« Convoi de la liberté » : Une centaine d’interpellations, une enquête administrative ouverte

Les forces de l’ordre ont procédé samedi à Paris à 97 interpellations et 513 verbalisations de participants aux « convois de la liberté », selon un bilan communiqué dimanche par la préfecture de police de Paris. Selon le parquet, à 6 heures du matin, 81 personnes étaient en garde à vue, dont Jérôme Rodrigues, un des visages du mouvement des « gilets jaunes », et soutien actif des convois anti-pass. Il a été placé en garde à vue pour « organisation de manifestation interdite et participation à un groupement formé en vue de commettre des violences », selon une source judiciaire.

Dans un tweet, la préfecture de police a ajouté « maintenir son dispositif ce dimanche » pour empêcher les manifestants des convois anti-pass de bloquer la capitale. Dans la nuit de samedi à dimanche, les forces de l’ordre sont intervenues, selon la PP, dans le quartier des Champs-Elysées et dans le bois de Boulogne pour « verbaliser et disperser » les derniers participants à cette manifestation interdite par le préfet de police, Didier Lallement.

Objectif Bruxelles

Une centaine de camping-cars étaient dans le bois de Boulogne, a précisé une source policière. 220 véhicules ont passé la nuit en Seine-et-Marne et 120 dans le Val-d’Oise, selon la même source. Le mot d’ordre des organisateurs des convois anti-pass est de prendre la route vers 10 heures pour rallier Bruxelles où un grand rassemblement est prévu lundi. Mais, selon une source policière, tous les participants ne devraient pas suivre ce mot d’ordre. En début d’après-midi samedi, plus d’une centaine de véhicules étaient parvenus à rejoindre les Champs-Elysées, qui ont été évacuées progressivement par les forces de l’ordre à coups de gaz lacrymogènes.

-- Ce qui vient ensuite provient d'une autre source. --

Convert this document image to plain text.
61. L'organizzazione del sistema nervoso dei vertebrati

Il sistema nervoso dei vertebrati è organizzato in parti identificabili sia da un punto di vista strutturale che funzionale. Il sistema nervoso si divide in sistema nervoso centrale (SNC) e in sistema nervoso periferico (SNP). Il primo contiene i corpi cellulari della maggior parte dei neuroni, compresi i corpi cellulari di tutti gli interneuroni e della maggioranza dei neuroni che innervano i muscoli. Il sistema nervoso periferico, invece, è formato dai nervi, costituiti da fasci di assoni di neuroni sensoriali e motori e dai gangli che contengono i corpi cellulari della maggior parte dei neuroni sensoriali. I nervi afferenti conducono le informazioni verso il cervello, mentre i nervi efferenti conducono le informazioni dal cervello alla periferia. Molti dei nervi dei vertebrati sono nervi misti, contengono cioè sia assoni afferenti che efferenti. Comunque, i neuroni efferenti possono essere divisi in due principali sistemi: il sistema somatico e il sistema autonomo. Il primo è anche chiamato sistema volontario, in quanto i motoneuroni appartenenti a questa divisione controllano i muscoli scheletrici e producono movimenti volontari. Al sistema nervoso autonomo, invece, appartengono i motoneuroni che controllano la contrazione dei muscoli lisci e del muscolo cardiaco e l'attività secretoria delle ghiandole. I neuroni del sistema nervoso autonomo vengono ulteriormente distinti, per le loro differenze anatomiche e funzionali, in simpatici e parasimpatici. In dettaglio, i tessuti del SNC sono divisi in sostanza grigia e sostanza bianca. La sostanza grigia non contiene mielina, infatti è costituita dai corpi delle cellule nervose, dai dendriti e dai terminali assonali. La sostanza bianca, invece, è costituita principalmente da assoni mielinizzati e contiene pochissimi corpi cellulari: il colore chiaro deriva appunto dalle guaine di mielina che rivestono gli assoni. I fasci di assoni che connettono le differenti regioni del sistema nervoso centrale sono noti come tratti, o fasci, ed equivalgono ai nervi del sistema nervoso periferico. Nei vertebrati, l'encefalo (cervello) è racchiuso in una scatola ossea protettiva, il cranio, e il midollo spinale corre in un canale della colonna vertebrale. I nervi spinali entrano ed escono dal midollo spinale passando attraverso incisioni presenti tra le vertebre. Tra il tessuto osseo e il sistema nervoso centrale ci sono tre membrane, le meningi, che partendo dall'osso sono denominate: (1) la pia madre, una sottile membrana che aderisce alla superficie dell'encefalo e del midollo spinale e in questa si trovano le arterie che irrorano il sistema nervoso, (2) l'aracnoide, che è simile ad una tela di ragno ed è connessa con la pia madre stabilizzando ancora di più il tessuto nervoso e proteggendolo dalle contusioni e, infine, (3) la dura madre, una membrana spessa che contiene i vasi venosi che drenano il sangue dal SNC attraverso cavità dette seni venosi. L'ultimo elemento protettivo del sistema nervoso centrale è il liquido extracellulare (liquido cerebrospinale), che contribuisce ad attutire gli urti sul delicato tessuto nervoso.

Le préfet de police de Paris a demandé dimanche une enquête administrative interne à la suite de la diffusion sur les réseaux sociaux d’une vidéo montrant un policier pointer samedi son arme sur un automobiliste, place de l’Etoile à Pais. « Une vidéo circule actuellement sur les réseaux sociaux à la suite d’une intervention de police sur les Champs-Elysées. Le préfet fait diligenter une enquête administrative interne », a tweeté la préfecture de police​. Cette vidéo, également diffusée dans le journal de 20 Heures de TF1, montre un policier descendre de sa voiture sérigraphiée, arme à la main. Il poursuivait une voiture blanche dont les occupants arboraient des drapeaux tricolores et se revendiquaient des convois anti-pass. La vidéo montre le policier braquer son arme sur le conducteur.

Par ailleurs, une autre vidéo postée sur les réseaux sociaux montre un membre des forces de l’ordre frapper violemment à la tête à coups de matraque un homme, avenue des Champs-Elysées. La préfecture de police de Paris a indiqué à l’AFP que cette dernière vidéo n’était pas visée par l’enquête administrative annoncée par la PP.